Is Woman’s Place UK a feminist organisation, or an anti-trans campaign group? They want the law changed, so that trans rights are reduced, and trans lives made significantly more difficult, especially those of trans women. They misrepresent trans rights and try to make people afraid of trans people, particularly trans women.
The law allows trans women in women’s spaces, but WPUK want us driven out. This is the Equality Act, schedule 3. Paragraphs 26 and 27 allow single sex spaces, for various reasons. Then paragraph 28 allows trans women to be excluded from women’s spaces if that is necessary- “a proportionate means of achieving a legitimate aim”. There would be no need for a different provision if trans women were not generally allowed in women’s spaces.
This has been the case for decades. A judge in 1970 noted that the state treated trans women like other women, apart from in marriage. I got my passport and driving licence indicating I am female in 2002.
Around 25,000 women protected by the Act, that is trans women who have decided to change their gender from male to female, use women’s toilets and changing rooms now, mostly harmlessly. You may think you have seen one. If we cannot use these facilities, our lives would be greatly restricted. I only want to pee, or to try on clothes before buying them. In both places there are cubicles with doors and partitions too high to see over, and often no gap at all.
WPUK demands “single-sex” spaces for women, which they define to mean without trans women. “The law must be strengthened”, they say, so they admit the law is against them. A cis (that is, not trans) woman must be able to use these services without “extraordinary measures”, so any trans women must have been expelled by employees or security before she goes in.
The law must be strengthened to ensure that all women who want or need single sex spaces (including toilets, health provision accommodation, prisons, sports, sexual and domestic violence services) are able to access them without resorting to extraordinary measures. Service providers should be supported in offering such services through legal and financial means and clear guidance must be issued on the exercising of such rights.

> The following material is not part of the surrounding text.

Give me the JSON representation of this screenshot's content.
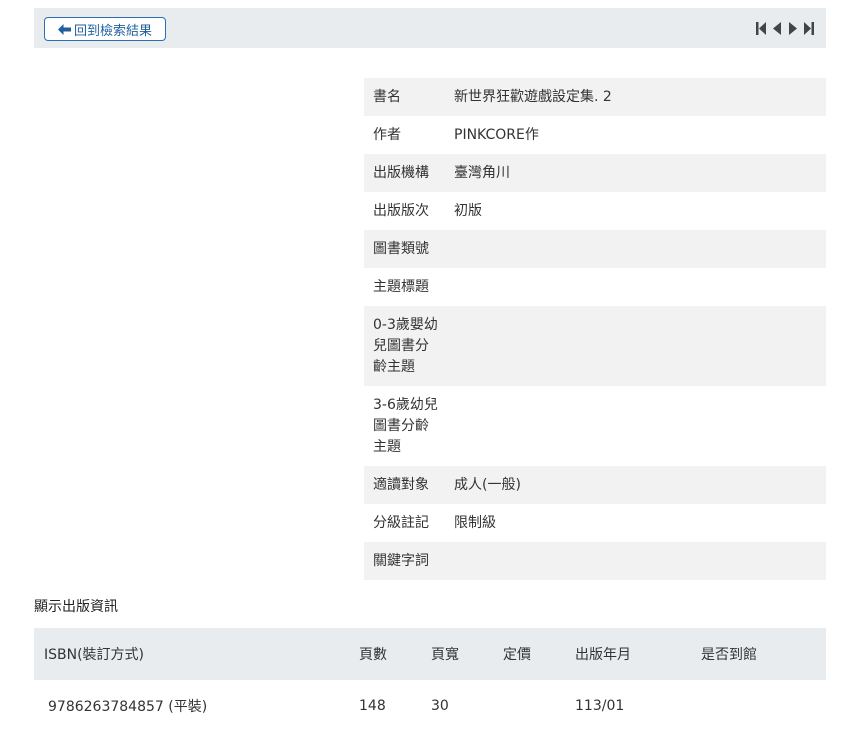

You may think you have seen a trans woman in a women’s loo, and this campaigning is resulting in cis women using women’s facilities being harassed, and policed for how “feminine” they are. In her Turner Prize winning video, Charlotte Prodger described being misgendered in loos.
WPUK started a letter-writing campaign harassing Marks and Spencer to exclude all trans women. The Daily Mail reported on it on 23 May 2020. Baroness Emma Nicholson claimed M&S had given in. Fortunately M&S have resisted, and on 8 December gave this statement:
“in line with most other retailers we will generally allow people to use the fitting room which they prefer, with our colleagues exercising discretion and common sense.”
Because of WPUK’s campaigns, harassment of trans women is increasing, and cis women are harassed if they are seen as not “feminine” enough. If the law was changed as WPUK demand, trans women’s lives would be significantly more difficult, and the harassment would increase.
See also: What’s wrong with Woman’s Place?
What is Transphobia?
How WPUK wind up an audience to oppose trans rights.
Woman’s Place manifesto.
Kiri Tunks’ speech in Norwich.
Header photo from Wikimedia Commons.
For more details, here is a debate in the House of Lords, where Baroness Elizabeth Barker responded to WPUK. WPUK had sent a document they called “Sex and the Census” to members of that House, and Baroness Barker eviscerated this “dodgy dossier”. The persecution of trans people now, she says, is exactly like the persecution of lesbians last century, and some of the same people are involved. “Today, trans people are under sustained, unwarranted attack”.